Bisphosphonates inhibit osteoclast activity and will cause a profound drop in calcium level. Other medications include glucocorticoids and calcitonin. Glucocorticoids lower the calcium level by inhibiting vitamin D, inhibiting osteoclasts, and decreasing intestinal absorption and renal excretion of calcium. The additive effect of calcitonin and glucocorticoids on osteoclasts will also lower the calcium level.
The incidence of primary HPT is 1/1000 and is more common in women than men, with a predilection for postmenopausal women. The diagnosis of HPT is a biochemical diagnosis based on calcium and PTH level. In most cases, both calcium and PTH levels are elevated, although normocalcemic primary HPT is currently an accepted entity.

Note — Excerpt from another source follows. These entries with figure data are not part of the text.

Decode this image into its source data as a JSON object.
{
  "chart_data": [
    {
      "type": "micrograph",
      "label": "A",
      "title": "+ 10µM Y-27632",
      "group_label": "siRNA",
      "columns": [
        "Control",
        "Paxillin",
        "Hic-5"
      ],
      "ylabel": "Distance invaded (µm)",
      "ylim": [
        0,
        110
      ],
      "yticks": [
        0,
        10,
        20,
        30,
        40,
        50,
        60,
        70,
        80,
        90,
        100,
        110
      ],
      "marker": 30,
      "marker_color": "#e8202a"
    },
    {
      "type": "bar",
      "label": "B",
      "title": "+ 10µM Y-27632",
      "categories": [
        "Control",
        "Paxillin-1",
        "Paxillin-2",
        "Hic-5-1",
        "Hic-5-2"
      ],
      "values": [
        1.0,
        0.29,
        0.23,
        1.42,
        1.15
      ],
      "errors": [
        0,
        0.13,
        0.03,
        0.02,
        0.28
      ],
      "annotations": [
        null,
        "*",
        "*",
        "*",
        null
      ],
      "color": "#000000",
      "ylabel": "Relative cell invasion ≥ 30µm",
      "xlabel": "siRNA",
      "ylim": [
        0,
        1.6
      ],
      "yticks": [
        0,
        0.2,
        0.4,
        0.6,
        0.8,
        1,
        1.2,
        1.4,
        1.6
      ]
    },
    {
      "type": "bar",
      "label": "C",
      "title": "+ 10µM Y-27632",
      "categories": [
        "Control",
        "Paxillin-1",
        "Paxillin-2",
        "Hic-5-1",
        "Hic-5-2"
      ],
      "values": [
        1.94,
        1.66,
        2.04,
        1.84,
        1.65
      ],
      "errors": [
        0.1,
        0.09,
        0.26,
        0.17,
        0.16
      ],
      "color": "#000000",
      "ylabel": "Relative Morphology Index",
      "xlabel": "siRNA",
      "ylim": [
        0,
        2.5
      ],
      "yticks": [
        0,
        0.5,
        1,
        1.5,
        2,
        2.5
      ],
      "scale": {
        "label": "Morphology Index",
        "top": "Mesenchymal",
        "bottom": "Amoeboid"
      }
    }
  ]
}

Normocalcemic primary HPT is a recently acknowledged entity where total and ionized serum calcium concentrations are normal but PTH levels are consistently elevated in the absence of secondary cause of HPT. This entity was officially recognized at the Third International Workshop on the Management of Asymptomatic Primary HPT. Before making the diagnosis of normocalcemic primary HPT, a thorough search for causes of secondary HPT should be performed, especially vitamin D deficiency. Many patients in whom normocalcemic PHPT is suspected may actually have hypercalcemic primary HPT with coexisting vitamin D deficiency. Renal leak hypercalciuria is another entity that should be ruled out; it can be done simply by giving a trial course of thiazide. In general, normocalcemic primary HPT is considered a nascent form of HPT. Normocalcemic primary HPT should be under regular monitoring for progression of the disease, with surgery considered for development of symptoms.